Best $800 Camera: Sony Alpha SLT-A57
The 16-megapixel APS-C-sensor-equipped Sony Alpha SLT-A57 isn't a true digital SLR (it has a fixed translucent mirror and lacks an optical viewfinder). But its features beat those of many midrange DSLRs, starting with a continuous shooting speed of 12 frames per second at 8-megapixel resolution, with the camera's phase-detection autofocus enabled. That's faster than any camera in its class (and many more-expensive models); factor in the A57's 1080p video recording at 60 fps, and you have the most feature-packed camera south of $1000.
Best Business Printer: Samsung CLP-775ND
If you work in a busy office, the last thing you want to do is wait for the printer to produce output. The Samsung CLP-775ND color laser printer ($750) prints both text and photos swiftly. With a 500-sheet main tray, it won't force you to intervene constantly to reload paper. And with relatively low per-page printing costs, this model won't waste your money either.
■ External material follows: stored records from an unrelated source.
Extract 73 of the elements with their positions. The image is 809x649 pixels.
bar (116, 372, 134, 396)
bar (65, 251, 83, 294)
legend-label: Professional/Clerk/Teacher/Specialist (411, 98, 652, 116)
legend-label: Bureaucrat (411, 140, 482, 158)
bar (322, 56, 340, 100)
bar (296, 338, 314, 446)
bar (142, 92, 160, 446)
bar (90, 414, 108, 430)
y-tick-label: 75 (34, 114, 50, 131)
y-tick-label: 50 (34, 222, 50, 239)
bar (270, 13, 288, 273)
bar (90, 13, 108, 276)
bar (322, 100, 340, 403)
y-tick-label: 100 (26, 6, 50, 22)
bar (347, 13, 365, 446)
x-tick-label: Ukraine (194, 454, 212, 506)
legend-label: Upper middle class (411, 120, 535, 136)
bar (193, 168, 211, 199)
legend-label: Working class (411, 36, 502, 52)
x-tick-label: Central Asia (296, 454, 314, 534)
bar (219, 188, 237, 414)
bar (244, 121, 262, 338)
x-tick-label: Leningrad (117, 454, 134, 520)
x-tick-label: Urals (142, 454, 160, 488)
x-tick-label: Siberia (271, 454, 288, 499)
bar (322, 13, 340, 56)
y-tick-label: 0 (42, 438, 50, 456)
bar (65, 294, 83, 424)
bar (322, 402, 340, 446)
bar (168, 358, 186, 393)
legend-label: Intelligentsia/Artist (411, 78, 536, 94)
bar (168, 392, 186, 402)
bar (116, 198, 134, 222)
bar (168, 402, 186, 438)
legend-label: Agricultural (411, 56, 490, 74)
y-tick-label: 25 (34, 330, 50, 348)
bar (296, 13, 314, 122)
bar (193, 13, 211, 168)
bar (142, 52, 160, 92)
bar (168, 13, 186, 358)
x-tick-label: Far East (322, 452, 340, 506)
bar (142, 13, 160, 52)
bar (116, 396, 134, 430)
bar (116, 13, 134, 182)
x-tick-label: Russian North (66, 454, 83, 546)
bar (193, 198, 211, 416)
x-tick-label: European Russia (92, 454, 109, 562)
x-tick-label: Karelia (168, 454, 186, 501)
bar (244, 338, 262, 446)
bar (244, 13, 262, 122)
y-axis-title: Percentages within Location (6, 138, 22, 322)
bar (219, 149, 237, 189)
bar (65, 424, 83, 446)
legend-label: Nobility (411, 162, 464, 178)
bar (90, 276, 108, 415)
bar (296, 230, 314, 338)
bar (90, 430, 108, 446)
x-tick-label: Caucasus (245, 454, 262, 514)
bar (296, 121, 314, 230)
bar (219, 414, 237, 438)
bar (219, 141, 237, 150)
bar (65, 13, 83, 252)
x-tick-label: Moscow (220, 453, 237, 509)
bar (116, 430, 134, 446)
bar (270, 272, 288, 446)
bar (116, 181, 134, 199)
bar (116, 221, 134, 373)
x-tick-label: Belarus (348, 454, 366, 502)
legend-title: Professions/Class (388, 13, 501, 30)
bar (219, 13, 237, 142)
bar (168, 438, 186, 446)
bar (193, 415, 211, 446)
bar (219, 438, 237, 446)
Best LCD HDTV: Samsung ES8000 Series
We haven't been able to test the latest lines of HDTVs yet, but Samsung's LCD TVs have consistently been top performers, and the Samsung ES8000 Series ($3000 to $4400) looks similarly strong. The TVs' remotes accept voice and gesture controls, and their superthin bezels make the screens almost edgeless.
Best Gaming Laptop: Origin EON17-S
There's nothing subtle about the Origin EON17-S: It has a large case, a strong fan, and a weight in excess of 11 pounds with its power brick. But that big package pays off with big power. The Core i7 CPU can run as high as 4.5GHz in Turbo Boost mode, and the $3442 laptop we reviewed turned in astonishing numbers on our benchmark tests.